Estaba intentando hacerme con algunos bulbos... Eeeh... Asegurando las pruebas no fuera que algún maladrín aprovechara la confusión para hacerlas desaparecer, cuando intercepto a uno de los traidores que iba a hacerse con el botín *
Interpongo mi ropera entre la suya y mi cuerpo** pero no consigo detener el acero enemigo.
Motivo: parar
Tirada: 3d6
Dificultad: 10-
Resultado: 11 (Fracaso)
* ironía
** entiendo que al estar pendiente con los bulbos la mano de la capa la tengo cupada con otros menesteres que no son cubrirme de mojadas.
Salvado por la campana. La estocada es detenida mayormente por el coleto que llevaba en el pecho, y la punta apenas provoca una herida superficial, un corte sin importancia.
Motivo: Daño
Tirada: 1d6
Resultado: 1(+2)=3
Motivo: Localización
Tirada: 3d6
Resultado: 1, 4, 6 (Suma: 11)
El combate entre leales y traidores en el puente estaba lejos de decidirse. Los traidores tenían más arcabuces, y tras la primera escopetada y el intento de carga a través del puente, se aprestaban a volver a disparar. Pero sonaron tambores.
Al otro lado de la explanada del caserío, donde estaba el campamento fortificado de la compañía, la fuerza de leales al mando de Ferreira se aproximaba en formación de combate, con un cuadro de picas y las mangas de arcabuceros. 150 hombres contra poco menos de 50 por el bando rebelde. Con su capitán tendido en el suelo, más muerto que vivo por las pedradas de Martín.
Pero se mantuvieron firmes en su propósito, encarando al nuevo enemigo, a pesar de que recibieron algún tiro por la espalda. Los tambores callaron cuando ambas formaciones quedaron a distancia de disparo, ardían las mechas de arcabuz en la noche.

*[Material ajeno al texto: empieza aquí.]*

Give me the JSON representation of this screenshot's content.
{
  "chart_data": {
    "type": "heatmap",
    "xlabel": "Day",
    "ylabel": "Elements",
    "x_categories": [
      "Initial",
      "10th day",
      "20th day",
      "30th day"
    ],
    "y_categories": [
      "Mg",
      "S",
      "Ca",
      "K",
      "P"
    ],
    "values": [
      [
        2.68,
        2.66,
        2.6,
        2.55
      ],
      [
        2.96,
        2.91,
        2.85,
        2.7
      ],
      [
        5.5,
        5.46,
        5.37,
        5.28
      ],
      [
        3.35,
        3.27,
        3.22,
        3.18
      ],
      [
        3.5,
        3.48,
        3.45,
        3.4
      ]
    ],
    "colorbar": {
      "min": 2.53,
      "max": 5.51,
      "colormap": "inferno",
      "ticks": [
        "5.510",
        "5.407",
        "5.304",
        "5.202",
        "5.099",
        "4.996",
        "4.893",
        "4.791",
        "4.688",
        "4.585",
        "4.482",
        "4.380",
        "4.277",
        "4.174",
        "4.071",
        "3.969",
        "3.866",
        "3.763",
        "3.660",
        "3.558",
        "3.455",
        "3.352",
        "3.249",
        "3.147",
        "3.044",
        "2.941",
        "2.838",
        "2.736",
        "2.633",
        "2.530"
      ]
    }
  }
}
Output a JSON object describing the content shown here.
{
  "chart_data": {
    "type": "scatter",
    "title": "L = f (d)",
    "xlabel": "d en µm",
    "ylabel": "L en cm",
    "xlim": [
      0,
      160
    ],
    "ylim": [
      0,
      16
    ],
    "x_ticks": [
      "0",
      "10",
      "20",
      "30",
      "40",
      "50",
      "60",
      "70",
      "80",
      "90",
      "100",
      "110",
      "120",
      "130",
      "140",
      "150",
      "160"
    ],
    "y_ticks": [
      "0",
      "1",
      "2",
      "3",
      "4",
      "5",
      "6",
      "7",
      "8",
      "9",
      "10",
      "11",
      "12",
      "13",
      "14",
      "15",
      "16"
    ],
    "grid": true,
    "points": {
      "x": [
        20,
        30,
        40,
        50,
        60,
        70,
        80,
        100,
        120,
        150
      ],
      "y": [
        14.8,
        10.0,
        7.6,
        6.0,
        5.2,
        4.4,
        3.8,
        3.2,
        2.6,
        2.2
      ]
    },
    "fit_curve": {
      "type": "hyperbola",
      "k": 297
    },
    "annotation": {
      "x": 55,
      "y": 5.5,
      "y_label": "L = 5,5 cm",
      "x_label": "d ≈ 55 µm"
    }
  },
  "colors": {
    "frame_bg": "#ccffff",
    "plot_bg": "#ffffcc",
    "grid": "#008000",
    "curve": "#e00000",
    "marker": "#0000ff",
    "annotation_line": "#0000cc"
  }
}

-¡Rendid las armas! -ordenó Ferreira.
Entonces, relinchos. Una fuerza de caballería al mando de Godofredo Schetz, hijo del mariscal de Brabante, llegó. Reiters alemanes con pesadas armaduras y pistolas de arzón, que hicieron amago de cargar contra los traidores.
-¡Ríndanse! -dijo el valón en un sorprendente buen castellano.
Los hombres dejaron las armas en el suelo, recelosos. Allí no había victoria posible, salvo la muerte. Valcárcel salió corriendo, pero el mosquete de Vilaplana fue más preciso y lo abatió. Su cuerpo cayó en el barranco de la acequia, dando varias vueltas sobre si mismo.
En el bosque, Scheneider se batía con el traidor a espada, tratando de mantener los bulbos dentro del saco cogidos con la otra mano. Tuvo que soltarlos, pues su vida estaba en juego. El traidor le acorraló contra un árbol, y se dispuso a morir. Entonces, el disparo de pistola de Della Rovere abatió a su asaltante. Abrió los ojos, y lo que ahora se encontró fue la dura mirada del preboste. Una mirada de hastío que expresaba su descontento por aquel comportamiento. El gérmen de la codicia lindaba con el de la traición.
Callaron los tambores, y ahora hablarían las horcas.